Monday, October 15, 2007


Today is Blog Action Day, a day when all over the world, people can use their blogs to speak up about the environmental issues that concern them. We’ve known the earth was in trouble for many years now. Rachel Carson’s Silent Spring came out in 1962. My friends and I read her ecological call to action in school, and then, on the way home, waved at the crop dusters as they sprayed huge yellow clouds of chemicals on the fields next to our houses. Since we lived on the outskirts of Phoenix, big companies often used our side of town as their dumping ground.

Did man’s abuse of our environment affect us? You bet it did. On our little block alone, we had a young girl who died from leukemia, at least ten people who got cancer, and two of us who developed lupus. Down the road from us, people developed cancer as well a strange blood disease, earning that neighborhood the designation “Maryvale Cancer Cluster.”
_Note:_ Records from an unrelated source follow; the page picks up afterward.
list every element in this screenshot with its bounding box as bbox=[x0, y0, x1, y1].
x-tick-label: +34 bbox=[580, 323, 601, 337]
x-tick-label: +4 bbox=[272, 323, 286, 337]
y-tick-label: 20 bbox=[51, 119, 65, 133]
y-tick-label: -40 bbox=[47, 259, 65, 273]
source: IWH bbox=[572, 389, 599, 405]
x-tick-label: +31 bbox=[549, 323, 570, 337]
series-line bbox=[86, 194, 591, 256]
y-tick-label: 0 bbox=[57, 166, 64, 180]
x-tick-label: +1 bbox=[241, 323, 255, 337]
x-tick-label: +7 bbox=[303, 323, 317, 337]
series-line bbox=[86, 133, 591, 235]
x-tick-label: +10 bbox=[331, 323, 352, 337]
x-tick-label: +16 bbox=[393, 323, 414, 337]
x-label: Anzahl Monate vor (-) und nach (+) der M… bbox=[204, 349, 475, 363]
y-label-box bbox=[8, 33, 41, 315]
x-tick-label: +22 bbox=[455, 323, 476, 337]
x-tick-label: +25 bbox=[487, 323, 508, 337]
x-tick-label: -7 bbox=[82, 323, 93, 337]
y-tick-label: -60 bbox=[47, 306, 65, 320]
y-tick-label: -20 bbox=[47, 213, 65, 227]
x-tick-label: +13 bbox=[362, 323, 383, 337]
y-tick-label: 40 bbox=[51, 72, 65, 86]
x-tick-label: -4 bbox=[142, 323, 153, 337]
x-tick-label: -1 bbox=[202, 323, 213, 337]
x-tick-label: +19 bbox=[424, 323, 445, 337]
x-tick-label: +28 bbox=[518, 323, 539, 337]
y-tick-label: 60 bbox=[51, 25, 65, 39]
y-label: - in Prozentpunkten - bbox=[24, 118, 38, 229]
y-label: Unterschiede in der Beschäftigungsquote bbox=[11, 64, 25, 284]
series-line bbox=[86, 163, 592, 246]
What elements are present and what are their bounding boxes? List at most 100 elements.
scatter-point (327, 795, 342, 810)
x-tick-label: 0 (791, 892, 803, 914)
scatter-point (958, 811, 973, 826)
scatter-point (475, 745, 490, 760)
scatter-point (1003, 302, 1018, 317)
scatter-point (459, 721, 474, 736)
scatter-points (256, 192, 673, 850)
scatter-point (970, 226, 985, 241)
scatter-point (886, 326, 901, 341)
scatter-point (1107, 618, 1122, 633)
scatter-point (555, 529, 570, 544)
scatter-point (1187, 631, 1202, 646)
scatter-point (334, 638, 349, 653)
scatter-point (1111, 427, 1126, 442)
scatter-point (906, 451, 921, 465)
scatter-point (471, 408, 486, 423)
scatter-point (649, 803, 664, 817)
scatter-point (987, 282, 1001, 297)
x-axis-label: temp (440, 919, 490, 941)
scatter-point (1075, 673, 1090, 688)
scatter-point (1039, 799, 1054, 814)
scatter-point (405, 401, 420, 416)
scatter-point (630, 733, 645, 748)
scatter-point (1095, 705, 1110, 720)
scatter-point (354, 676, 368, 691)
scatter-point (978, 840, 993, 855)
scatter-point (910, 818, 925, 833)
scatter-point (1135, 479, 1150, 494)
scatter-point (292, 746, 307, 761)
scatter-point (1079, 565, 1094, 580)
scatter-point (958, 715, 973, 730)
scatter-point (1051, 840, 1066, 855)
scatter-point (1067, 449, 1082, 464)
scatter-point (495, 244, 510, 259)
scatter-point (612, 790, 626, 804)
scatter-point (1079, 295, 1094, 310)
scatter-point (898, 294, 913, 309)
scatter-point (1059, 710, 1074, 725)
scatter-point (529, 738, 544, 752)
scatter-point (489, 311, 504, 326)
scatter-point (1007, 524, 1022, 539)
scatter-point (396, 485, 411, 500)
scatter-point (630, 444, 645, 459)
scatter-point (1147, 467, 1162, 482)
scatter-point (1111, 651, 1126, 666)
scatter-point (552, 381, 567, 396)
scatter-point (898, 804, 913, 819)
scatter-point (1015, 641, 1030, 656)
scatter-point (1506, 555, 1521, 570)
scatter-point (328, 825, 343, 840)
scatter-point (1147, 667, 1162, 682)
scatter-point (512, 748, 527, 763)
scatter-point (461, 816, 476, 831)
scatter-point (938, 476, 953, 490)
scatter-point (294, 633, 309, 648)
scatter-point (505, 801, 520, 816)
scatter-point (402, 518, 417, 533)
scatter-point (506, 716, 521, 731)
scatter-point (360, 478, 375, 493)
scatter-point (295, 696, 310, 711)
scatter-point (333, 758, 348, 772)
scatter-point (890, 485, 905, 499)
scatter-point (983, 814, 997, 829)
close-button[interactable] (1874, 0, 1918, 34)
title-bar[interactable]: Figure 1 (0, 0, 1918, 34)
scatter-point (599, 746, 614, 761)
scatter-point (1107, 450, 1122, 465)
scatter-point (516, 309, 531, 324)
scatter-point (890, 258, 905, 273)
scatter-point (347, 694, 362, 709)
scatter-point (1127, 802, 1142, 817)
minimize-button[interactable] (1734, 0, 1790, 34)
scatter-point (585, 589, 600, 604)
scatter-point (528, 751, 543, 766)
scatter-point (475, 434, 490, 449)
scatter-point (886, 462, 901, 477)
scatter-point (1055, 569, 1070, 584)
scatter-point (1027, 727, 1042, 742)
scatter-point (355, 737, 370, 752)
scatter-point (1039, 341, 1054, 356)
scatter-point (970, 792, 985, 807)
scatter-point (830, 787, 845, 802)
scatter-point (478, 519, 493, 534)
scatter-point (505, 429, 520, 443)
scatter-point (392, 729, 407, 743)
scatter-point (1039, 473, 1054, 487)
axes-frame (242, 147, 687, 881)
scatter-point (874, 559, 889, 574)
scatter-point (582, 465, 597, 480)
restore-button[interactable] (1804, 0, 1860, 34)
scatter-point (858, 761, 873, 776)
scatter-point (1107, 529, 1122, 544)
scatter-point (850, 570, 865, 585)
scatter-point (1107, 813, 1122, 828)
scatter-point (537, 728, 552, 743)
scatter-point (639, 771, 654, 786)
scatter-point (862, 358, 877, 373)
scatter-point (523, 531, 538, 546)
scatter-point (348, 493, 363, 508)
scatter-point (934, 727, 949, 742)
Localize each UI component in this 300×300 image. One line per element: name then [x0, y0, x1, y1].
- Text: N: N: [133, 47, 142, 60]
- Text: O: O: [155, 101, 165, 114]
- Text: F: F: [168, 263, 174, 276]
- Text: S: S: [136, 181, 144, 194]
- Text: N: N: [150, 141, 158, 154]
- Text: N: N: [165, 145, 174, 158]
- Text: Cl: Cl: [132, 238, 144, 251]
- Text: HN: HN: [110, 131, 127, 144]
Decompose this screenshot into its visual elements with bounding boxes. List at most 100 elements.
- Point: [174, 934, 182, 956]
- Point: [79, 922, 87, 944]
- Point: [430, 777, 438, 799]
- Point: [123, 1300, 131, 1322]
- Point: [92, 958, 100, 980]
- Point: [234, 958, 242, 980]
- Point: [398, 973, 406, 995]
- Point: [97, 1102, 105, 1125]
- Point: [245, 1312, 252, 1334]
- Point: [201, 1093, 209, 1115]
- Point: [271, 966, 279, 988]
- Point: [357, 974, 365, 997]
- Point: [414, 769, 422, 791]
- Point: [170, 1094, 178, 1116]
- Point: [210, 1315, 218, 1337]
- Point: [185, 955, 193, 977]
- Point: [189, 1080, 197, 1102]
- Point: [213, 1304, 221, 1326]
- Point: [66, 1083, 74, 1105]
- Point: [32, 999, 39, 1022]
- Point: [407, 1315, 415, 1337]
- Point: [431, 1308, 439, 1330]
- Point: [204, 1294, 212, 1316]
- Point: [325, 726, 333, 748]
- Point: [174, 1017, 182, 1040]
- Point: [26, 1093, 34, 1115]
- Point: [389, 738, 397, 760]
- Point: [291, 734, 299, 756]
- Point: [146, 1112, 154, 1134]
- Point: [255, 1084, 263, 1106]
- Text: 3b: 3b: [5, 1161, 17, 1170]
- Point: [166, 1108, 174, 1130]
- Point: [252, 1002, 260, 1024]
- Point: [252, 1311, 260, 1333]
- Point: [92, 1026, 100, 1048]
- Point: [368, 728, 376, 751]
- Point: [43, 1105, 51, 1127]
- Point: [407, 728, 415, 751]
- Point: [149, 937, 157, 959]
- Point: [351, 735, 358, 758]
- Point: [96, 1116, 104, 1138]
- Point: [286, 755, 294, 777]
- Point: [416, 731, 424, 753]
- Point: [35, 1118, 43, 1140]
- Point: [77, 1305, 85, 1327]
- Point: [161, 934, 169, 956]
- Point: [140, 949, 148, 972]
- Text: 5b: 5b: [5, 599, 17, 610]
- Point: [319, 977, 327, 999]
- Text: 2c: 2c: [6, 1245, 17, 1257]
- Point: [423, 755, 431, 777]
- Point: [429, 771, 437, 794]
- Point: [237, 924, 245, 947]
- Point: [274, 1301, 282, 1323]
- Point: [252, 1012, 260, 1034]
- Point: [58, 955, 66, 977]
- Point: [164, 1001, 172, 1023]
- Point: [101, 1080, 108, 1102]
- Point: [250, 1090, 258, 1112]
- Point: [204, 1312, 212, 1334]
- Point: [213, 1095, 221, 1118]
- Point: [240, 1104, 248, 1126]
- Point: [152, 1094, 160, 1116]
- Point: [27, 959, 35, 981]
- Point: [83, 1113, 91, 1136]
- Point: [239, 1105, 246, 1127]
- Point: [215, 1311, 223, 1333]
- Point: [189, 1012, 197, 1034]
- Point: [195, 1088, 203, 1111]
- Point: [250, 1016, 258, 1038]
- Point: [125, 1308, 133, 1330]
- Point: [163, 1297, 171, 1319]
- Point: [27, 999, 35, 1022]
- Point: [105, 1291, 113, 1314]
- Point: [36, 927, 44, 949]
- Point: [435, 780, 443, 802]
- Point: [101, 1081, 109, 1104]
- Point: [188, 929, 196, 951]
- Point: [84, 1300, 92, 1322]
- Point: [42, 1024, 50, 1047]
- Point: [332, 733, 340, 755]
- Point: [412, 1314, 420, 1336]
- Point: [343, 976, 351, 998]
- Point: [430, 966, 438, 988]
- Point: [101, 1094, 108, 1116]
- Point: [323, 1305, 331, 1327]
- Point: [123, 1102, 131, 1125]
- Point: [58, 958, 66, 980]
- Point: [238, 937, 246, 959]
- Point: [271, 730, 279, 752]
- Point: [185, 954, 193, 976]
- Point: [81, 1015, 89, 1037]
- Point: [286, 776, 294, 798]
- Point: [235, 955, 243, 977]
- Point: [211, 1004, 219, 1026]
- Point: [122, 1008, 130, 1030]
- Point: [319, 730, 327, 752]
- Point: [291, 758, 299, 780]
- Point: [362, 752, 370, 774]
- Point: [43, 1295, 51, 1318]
The first Earth Day took place on April 4, 1970. I remember it well because I’d transferred from the University of Arizona to Grand Canyon College, a small Baptist school with an excellent teacher training program. U of A had become a hot bed of student activism. We marched against the war. We marched for civil rights. We demonstrated against things we felt were wrong. Coming from this politically active background, I organized the first Earth Day demonstration at Grand Canyon College. Two of us participated, Karen Smith and myself. We heard a lot of So What?’s that day.

So What? Ignoring the fact that we’re in a desert with limited water supplies, Phoenix and its surrounding communities--Glendale, Scottsdale, Mesa, Chandler, Gilbert, Peoria--continue to woo developers and encourage unfettered growth. Houses are built on farmlands full of chemically saturated dirt. It’s an environmental house of cards.

Phoenix used to be a haven for people with asthma and tuberculosis. In fact, many of us moved here for that very reason. Today, it’s a smog-infested valley rife with the pollen from trees and plants people brought with them from other areas of the country. Allergies abound, and asthmatics often have trouble breathing.

Those of us who’ve seen these changes realize that they didn’t happen overnight. Phoenix didn’t go from a place with some of the cleanest air in the country to one with some of the dirtiest. It was the little things that messed up the Valley of the Sun, and it will be the little things that get it back on track.

The trick is, we all have to do something, even if it’s to change one thing. We can:
• Recycle more
• Turn off the tap water while we brush our teeth and turn it back on to rinse
• Buy lo-flow toilets when it’s time to replace the one we have
• In desert areas, landscape with xeriscape plants, those that require little or no water and replace our lush grass lawns with natural rock
• Plan errands in groups so we make one trip instead of several small ones
• Use the new low energy light bulbs

Or we can do nothing and listen to an administration that didn’t believe in global warming.

Is the sky falling? It looks as though it is, and the only thing we don’t know is whether it will come crashing down on us or our kids.